Prime Minister of Madagascar
- Incumbent
- Assumed office 15 March 2026
- President: Michael Randrianirina
- Preceded by: Herintsalama Rajaonarivelo

Personal details
- Alma mater: Antsirabe Military Academy Military Academy of the National Gendarmerie École nationale d'administration

= Mamitiana Rajaonarison =

Prime Minister of Madagascar since 2026

Mamitiana Rajaonarison is a Malagasy military officer and politician who has served as Prime Minister of Madagascar since 2026. Rajaonarison has served as the head of SAMIFIN, Madagascar's financial intelligence unit, since 2021 and was appointed Prime Minister on 15 March 2026. After leading the Independent Anti-Corruption Bureau in Toliara Province, he took charge of SAMIFIN in 2021, a position to which he was reappointed in 2025.

== Biography ==

=== Education ===
Mamitiana Rajaonarison began his military training at the Antsirabe Military Academy, where he obtained his officer's diploma between 1995 and 1998. He then continued at the École supérieure de gendarmerie in Moramanga, obtaining the diploma from the officer application course from 1998 to 1999.

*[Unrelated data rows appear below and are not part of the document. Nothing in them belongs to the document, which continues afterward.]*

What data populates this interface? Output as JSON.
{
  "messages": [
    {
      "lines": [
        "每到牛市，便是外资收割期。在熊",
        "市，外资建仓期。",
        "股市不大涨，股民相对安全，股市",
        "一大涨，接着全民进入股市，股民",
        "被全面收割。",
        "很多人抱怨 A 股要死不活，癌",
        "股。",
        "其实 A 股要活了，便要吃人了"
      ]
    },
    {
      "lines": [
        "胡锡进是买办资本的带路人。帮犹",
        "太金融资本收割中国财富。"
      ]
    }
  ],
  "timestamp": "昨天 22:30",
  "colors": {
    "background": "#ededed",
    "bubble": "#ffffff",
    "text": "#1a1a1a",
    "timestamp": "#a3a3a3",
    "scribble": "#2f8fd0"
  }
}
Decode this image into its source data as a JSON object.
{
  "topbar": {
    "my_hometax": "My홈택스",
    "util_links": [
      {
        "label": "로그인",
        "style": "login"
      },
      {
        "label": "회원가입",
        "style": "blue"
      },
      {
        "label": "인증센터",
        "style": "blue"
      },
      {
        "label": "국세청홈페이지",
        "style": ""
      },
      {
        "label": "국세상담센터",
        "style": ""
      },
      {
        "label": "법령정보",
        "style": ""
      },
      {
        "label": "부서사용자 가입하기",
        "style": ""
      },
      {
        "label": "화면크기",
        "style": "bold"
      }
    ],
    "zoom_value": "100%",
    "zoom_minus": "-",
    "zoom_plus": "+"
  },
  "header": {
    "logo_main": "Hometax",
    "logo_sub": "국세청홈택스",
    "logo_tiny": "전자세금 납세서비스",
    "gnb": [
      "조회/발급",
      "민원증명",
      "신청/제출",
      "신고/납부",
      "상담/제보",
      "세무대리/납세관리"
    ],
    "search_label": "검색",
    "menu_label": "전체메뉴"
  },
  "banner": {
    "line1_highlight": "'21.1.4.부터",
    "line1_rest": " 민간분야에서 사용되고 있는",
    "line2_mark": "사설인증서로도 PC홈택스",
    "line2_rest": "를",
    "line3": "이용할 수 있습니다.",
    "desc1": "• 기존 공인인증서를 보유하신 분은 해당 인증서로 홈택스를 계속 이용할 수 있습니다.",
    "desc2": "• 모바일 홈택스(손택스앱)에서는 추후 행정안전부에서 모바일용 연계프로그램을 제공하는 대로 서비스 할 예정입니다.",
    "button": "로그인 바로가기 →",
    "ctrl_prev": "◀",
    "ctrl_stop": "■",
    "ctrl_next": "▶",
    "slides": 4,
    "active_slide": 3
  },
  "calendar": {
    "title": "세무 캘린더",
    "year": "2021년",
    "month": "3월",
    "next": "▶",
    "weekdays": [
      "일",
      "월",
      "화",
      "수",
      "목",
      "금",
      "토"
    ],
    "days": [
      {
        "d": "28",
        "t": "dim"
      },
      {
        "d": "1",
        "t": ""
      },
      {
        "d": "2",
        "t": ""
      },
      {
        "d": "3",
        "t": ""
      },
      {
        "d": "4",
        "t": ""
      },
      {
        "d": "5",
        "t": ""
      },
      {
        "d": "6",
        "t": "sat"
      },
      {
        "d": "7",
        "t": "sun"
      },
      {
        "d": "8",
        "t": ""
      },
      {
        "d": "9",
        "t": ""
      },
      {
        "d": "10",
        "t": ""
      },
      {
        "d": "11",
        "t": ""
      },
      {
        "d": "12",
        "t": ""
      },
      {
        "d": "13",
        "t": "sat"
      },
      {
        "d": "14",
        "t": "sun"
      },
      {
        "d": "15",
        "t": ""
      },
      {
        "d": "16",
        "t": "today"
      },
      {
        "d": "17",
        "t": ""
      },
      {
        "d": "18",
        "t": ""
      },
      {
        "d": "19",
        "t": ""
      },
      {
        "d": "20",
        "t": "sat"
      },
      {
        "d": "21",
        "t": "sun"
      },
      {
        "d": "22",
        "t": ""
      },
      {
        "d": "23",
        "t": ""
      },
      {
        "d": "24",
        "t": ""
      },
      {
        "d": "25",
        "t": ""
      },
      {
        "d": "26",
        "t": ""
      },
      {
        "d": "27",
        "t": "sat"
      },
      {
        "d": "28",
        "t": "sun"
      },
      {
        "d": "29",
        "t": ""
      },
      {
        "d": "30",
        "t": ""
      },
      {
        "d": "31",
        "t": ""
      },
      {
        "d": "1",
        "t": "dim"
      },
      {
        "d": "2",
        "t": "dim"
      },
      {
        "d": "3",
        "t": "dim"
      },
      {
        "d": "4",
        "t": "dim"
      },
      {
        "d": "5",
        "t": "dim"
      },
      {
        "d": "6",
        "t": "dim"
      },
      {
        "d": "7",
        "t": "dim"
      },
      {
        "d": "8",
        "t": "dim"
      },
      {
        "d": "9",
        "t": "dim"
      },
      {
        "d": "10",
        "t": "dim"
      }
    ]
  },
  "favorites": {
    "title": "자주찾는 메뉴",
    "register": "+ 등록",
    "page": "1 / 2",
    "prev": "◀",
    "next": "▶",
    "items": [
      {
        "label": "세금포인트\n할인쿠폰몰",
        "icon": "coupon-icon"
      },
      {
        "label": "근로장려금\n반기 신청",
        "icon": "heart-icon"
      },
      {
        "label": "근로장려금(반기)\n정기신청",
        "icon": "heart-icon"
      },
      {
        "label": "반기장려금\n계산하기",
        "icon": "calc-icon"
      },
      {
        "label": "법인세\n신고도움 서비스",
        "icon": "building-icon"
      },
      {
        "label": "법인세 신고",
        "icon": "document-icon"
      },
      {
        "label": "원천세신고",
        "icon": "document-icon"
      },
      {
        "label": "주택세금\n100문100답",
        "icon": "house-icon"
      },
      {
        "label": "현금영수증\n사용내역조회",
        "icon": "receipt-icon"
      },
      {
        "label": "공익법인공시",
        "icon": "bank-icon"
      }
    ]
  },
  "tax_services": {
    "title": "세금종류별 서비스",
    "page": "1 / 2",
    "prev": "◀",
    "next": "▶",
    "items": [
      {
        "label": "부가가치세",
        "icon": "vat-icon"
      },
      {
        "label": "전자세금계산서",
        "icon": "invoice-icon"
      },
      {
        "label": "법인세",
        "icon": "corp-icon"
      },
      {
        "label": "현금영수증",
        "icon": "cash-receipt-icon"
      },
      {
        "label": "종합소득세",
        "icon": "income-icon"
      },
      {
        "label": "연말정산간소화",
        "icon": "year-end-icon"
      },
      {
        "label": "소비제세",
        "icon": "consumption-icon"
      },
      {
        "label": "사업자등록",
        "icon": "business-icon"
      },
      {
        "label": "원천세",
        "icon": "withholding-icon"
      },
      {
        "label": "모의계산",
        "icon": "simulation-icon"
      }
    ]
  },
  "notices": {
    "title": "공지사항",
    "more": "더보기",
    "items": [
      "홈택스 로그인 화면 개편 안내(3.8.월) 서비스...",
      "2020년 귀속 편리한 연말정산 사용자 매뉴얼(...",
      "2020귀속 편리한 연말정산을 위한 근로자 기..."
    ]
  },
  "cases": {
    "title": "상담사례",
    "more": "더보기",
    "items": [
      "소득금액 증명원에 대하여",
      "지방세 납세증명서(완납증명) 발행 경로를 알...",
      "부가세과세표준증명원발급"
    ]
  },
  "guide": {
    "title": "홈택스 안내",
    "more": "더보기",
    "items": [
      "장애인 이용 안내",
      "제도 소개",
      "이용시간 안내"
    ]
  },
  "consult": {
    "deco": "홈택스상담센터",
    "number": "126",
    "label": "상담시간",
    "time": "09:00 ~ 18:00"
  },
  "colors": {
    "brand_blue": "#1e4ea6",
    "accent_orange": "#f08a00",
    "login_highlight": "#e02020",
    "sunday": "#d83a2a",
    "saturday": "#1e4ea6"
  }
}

He pursued an international path by training at the Military Academy of the National Gendarmerie in Melun, France, as part of the International Senior Gendarmerie Course, from which he graduated in 2003.

Parallel to his career, he obtained a diploma from the École nationale d'administration in France in 2008, specializing in "Institution Administration." He supplemented this course of study with a master's degree in political science from the Institut d'études politiques of Madagascar, obtained in 2015.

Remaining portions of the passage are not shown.